Blauhemden helfen bei Olympia 2021 in Tokio
Schwierig wird es nur, wenn man Anschlussbusse erwischen möchte. Denn auch die fahren nach ihrem eigenen System. Irgendwann kommt aber jeder von A nach B. Nicht nur für Journalisten ist das das entscheidende Kriterium in der Bewertung der Organisation einer Großveranstaltung.
Wer trotzdem irgendwo strandet, auf den stürzen sich die freiwilligen Helferinnen und Helfer. In ihren blauen Hemden sind sie wie Schwebteilchen, die sich gleichmäßig in der riesigen Olympia-Blase verteilt haben. Wohin man blickt: Blauhemden. Sie sind überall und stehen dem Hilflosen mit (viel) Rat und (nicht ganz so viel) Tat zur Seite. Das gilt auch für Sportler. Denn mancher wird ja davon überrascht, dass er plötzlich an einer Siegerehrung teilnehmen soll. Was nun? Wohin gehen? Wann aufs Podium steigen? Wann in welche Kamera lächeln? Mit oder ohne Maske?

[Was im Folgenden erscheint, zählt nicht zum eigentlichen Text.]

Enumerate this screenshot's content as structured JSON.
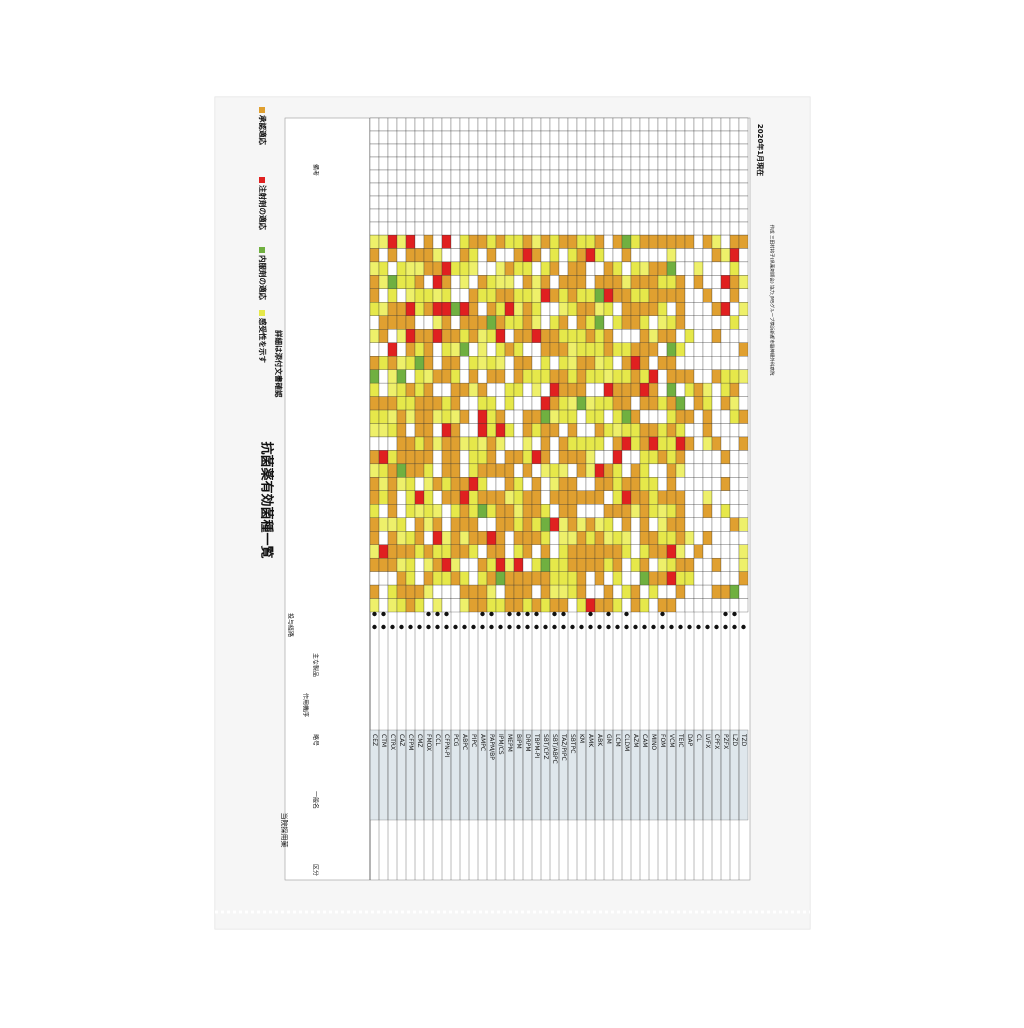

Es gibt eine Grafik als Wegweiser zur Siegerehrung
Wie alles rund um die Spiele ist auch dieser Ablauf genau orchestriert. Bei den Slalomkanuten gelang es einigen wagemutigen Investigativjournalisten, von der Tribüne aus einen Blick auf das ausgefuchste Konzept zu erhaschen. Darauf zu sehen: Liebevoll gestaltete Strichmännchen, die auf einem Podest stehen. Alle drei recken ihre dünnen Strichärmchen in die Höhe. Dreimal werden sie auf dem Podium fotografiert. Einmal mit „Mask on“, dann „off“ und dann wieder „Mask on“. Die zweite Fotoeinlage findet vor dem Podest statt. Ein Pfeil zeigt die Laufrichtung dorthin an. Am wichtigsten aber: Bitte erst auf das Podium steigen, wenn der eigene Name zu hören ist. Nicht dass es da zu Verwechslungen kommt.

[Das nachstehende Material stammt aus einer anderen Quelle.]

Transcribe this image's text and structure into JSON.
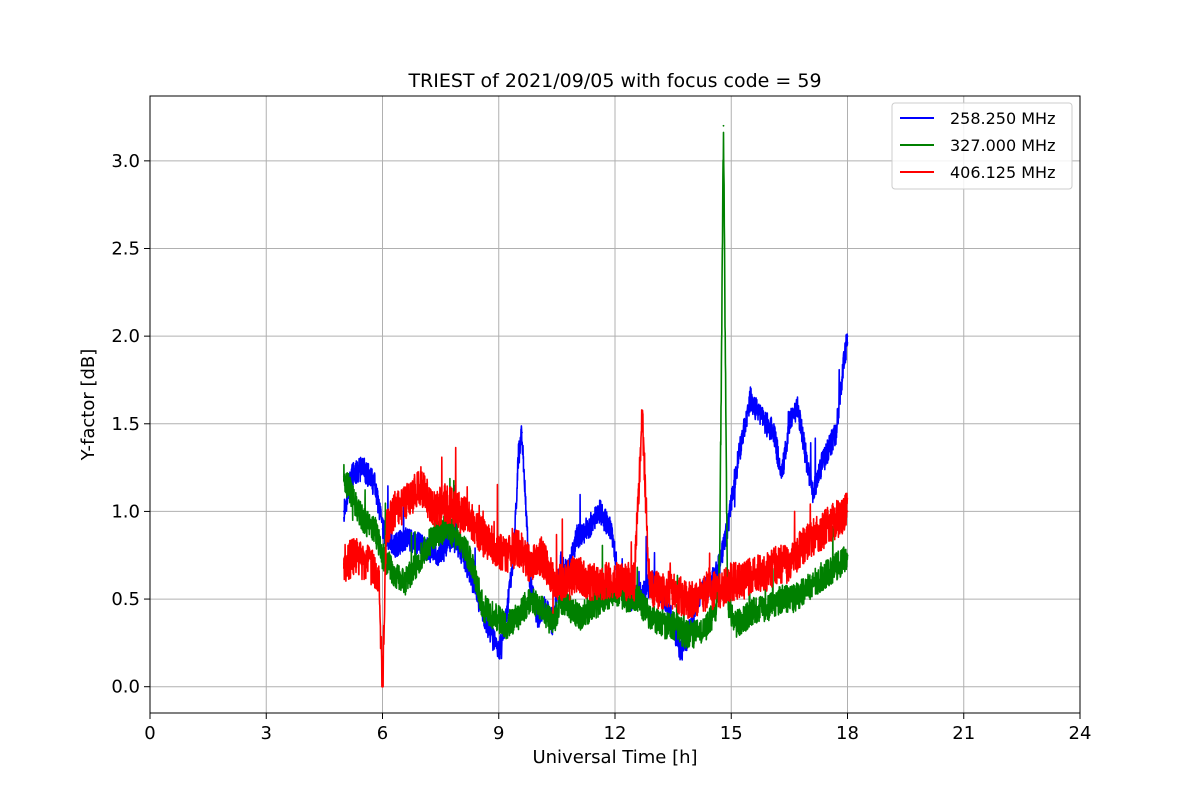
{
  "chart_data": {
    "type": "line",
    "title": "TRIEST of 2021/09/05 with focus code = 59",
    "xlabel": "Universal Time [h]",
    "ylabel": "Y-factor [dB]",
    "xlim": [
      0,
      24
    ],
    "ylim": [
      -0.15,
      3.37
    ],
    "xticks": [
      0,
      3,
      6,
      9,
      12,
      15,
      18,
      21,
      24
    ],
    "xtick_labels": [
      "0",
      "3",
      "6",
      "9",
      "12",
      "15",
      "18",
      "21",
      "24"
    ],
    "yticks": [
      0.0,
      0.5,
      1.0,
      1.5,
      2.0,
      2.5,
      3.0
    ],
    "ytick_labels": [
      "0.0",
      "0.5",
      "1.0",
      "1.5",
      "2.0",
      "2.5",
      "3.0"
    ],
    "grid": true,
    "legend_position": "top-right",
    "series": [
      {
        "name": "258.250 MHz",
        "color": "#0000ff",
        "x": [
          5.0,
          5.2,
          5.5,
          5.8,
          6.0,
          6.3,
          6.6,
          7.0,
          7.4,
          7.8,
          8.1,
          8.4,
          8.7,
          9.0,
          9.2,
          9.4,
          9.5,
          9.6,
          9.8,
          10.0,
          10.2,
          10.4,
          10.6,
          10.8,
          11.0,
          11.3,
          11.6,
          11.9,
          12.1,
          12.4,
          12.7,
          13.0,
          13.3,
          13.5,
          13.7,
          13.9,
          14.1,
          14.3,
          14.5,
          14.7,
          14.9,
          15.1,
          15.3,
          15.5,
          15.7,
          15.9,
          16.1,
          16.3,
          16.5,
          16.7,
          16.9,
          17.1,
          17.3,
          17.5,
          17.7,
          17.85,
          18.0
        ],
        "y": [
          1.0,
          1.2,
          1.25,
          1.15,
          0.9,
          0.8,
          0.85,
          0.8,
          0.75,
          0.85,
          0.75,
          0.55,
          0.35,
          0.2,
          0.4,
          0.8,
          1.3,
          1.45,
          0.6,
          0.4,
          0.45,
          0.35,
          0.7,
          0.65,
          0.85,
          0.9,
          1.0,
          0.9,
          0.6,
          0.5,
          0.55,
          0.6,
          0.5,
          0.35,
          0.2,
          0.3,
          0.5,
          0.55,
          0.6,
          0.7,
          0.9,
          1.2,
          1.45,
          1.65,
          1.55,
          1.5,
          1.45,
          1.2,
          1.5,
          1.6,
          1.35,
          1.1,
          1.25,
          1.35,
          1.45,
          1.75,
          2.0
        ]
      },
      {
        "name": "327.000 MHz",
        "color": "#008000",
        "x": [
          5.0,
          5.2,
          5.5,
          5.8,
          6.0,
          6.3,
          6.6,
          7.0,
          7.3,
          7.6,
          8.0,
          8.3,
          8.6,
          8.9,
          9.2,
          9.5,
          9.8,
          10.1,
          10.4,
          10.6,
          10.8,
          11.1,
          11.4,
          11.7,
          12.0,
          12.3,
          12.6,
          12.9,
          13.2,
          13.5,
          13.8,
          14.1,
          14.4,
          14.6,
          14.7,
          14.8,
          14.9,
          15.1,
          15.4,
          15.7,
          16.0,
          16.3,
          16.6,
          16.9,
          17.2,
          17.5,
          17.8,
          18.0
        ],
        "y": [
          1.2,
          1.1,
          0.95,
          0.9,
          0.75,
          0.65,
          0.6,
          0.75,
          0.85,
          0.9,
          0.85,
          0.7,
          0.45,
          0.4,
          0.35,
          0.4,
          0.5,
          0.45,
          0.35,
          0.5,
          0.45,
          0.4,
          0.45,
          0.5,
          0.55,
          0.5,
          0.5,
          0.4,
          0.35,
          0.35,
          0.3,
          0.3,
          0.35,
          0.45,
          0.7,
          3.2,
          0.5,
          0.35,
          0.4,
          0.45,
          0.45,
          0.5,
          0.5,
          0.55,
          0.6,
          0.65,
          0.7,
          0.75
        ]
      },
      {
        "name": "406.125 MHz",
        "color": "#ff0000",
        "x": [
          5.0,
          5.3,
          5.6,
          5.9,
          6.0,
          6.1,
          6.3,
          6.6,
          7.0,
          7.3,
          7.6,
          8.0,
          8.3,
          8.6,
          8.9,
          9.2,
          9.5,
          9.8,
          10.1,
          10.4,
          10.7,
          11.0,
          11.3,
          11.6,
          11.9,
          12.2,
          12.5,
          12.7,
          12.9,
          13.2,
          13.5,
          13.8,
          14.1,
          14.4,
          14.7,
          15.0,
          15.3,
          15.6,
          15.9,
          16.2,
          16.5,
          16.8,
          17.1,
          17.4,
          17.7,
          18.0
        ],
        "y": [
          0.7,
          0.75,
          0.7,
          0.65,
          0.0,
          0.9,
          1.0,
          1.05,
          1.15,
          1.0,
          1.05,
          1.0,
          0.95,
          0.85,
          0.8,
          0.75,
          0.8,
          0.7,
          0.75,
          0.6,
          0.6,
          0.65,
          0.6,
          0.6,
          0.6,
          0.6,
          0.6,
          1.55,
          0.55,
          0.55,
          0.55,
          0.5,
          0.5,
          0.55,
          0.55,
          0.6,
          0.6,
          0.65,
          0.65,
          0.7,
          0.7,
          0.8,
          0.85,
          0.9,
          0.95,
          1.0
        ]
      }
    ]
  }
}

Klar ist: Diese Spiele funktionieren wie ein Schweizer Uhrwerk. Ein Rädchen greift ins andere. Und wenn das System ins Stocken gerät, ist mit Sicherheit ein freundlicher Helfer zur Stelle. Denn wer will schon in die Situation kommen, eine olympische Goldmedaille zu gewinnen, um dann nicht zu wissen, wo er sie abholen kann.